We learned about Lu Feng through an adoption agency and decided to send an email to our readers. Within one week a family had stepped forward and was approved! The Luckey family of Michigan includes Jay, who has hemophilia and an inhibitor. They invested $10,000 of their own money, but fell short of the up to $25,000 needed to adopt. We offered to help and reached out to everyone on our email list. Within 48 hours we had raised $17,000!
Shari and Dave are in China right now, preparing to bring Lu Feng home. What a lucky child indeed!
“Laurie, we want to thank you and the hemophilia community so much for helping us to realize this wonderful opportunity to enrich the life of our new son, while he enriches our lives and completes our family. We are so anxious to finally meet him. We know things will not be easy for a while, but we have faith, that this is what God has planned for our family and with His help, we will get through the hard times and come out even stronger on the other side. Lu Feng comes home February 7!
“Thank you again…this wouldn’t be happening, without the part you all played in the plan!”
I just read Shari’s blog about the trip, and today she went shopping for a backpack and some clothes for Lu Feng. Tomorrow she gets to meet him for the first time!
Shari and Dave, like so many who adopt, are true heroes to me. Thanks for giving us such joyous news during such a sad week internationally. I’ll write next week about how the meeting with Lu Feng went!

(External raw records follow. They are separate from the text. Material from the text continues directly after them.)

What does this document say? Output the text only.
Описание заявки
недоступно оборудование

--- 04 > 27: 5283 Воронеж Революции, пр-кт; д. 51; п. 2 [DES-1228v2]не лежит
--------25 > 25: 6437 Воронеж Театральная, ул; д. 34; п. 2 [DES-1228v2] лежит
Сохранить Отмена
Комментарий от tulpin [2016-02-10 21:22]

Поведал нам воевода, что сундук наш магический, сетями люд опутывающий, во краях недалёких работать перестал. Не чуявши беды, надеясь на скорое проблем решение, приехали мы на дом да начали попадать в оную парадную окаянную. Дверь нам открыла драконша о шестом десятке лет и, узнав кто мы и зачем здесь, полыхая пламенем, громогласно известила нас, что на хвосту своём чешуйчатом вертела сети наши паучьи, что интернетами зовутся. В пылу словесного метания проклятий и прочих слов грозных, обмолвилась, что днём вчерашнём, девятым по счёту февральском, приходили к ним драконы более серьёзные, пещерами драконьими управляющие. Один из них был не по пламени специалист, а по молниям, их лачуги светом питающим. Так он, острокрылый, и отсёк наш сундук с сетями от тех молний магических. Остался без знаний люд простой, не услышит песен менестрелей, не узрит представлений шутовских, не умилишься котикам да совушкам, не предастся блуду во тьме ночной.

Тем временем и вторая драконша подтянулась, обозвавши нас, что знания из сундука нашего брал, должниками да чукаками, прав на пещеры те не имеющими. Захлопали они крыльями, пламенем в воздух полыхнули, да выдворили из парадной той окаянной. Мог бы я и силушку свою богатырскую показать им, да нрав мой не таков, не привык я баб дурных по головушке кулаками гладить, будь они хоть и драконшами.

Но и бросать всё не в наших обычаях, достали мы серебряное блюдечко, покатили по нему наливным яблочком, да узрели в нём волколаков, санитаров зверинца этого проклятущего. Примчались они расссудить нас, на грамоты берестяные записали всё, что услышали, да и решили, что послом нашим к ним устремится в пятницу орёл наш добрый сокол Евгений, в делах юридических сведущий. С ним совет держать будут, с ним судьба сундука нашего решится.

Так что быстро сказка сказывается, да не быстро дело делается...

The bond that links your true family is not one of blood, but of respect and joy in each other’s life. – Richard Bach
Great Book I Just Read
The Children’s Blizzard by David Laskin
On January 12, 1888 a horrific blizzard hit the Midwest that slashed temperatures 40 degrees within minutes. Caught in the blizzard, with lashing winds and temperatures about 40 below, were scores of children who were attending school. Without realizing the plummeting temperatures, most teachers sent the children home, and most never made it. This mesmerizing and heartbreaking tale delves into the reasons why so many pioneers ventured to the harsh prairies of the west, especially the Mennonites and Nordic immigrants, how they suffered so many losses simply trying to farm and raise children. Life was already especially difficult, and then came the blizzard. Laskin analyzes the US Signal Corp and what role they played in not being able to predict the sudden drop, and allows us to get to know many of the families personally. This makes it all the harder to read it to the end. How some of the children survived, and how they risked their lives to protect siblings and friends is amazing. Three stars.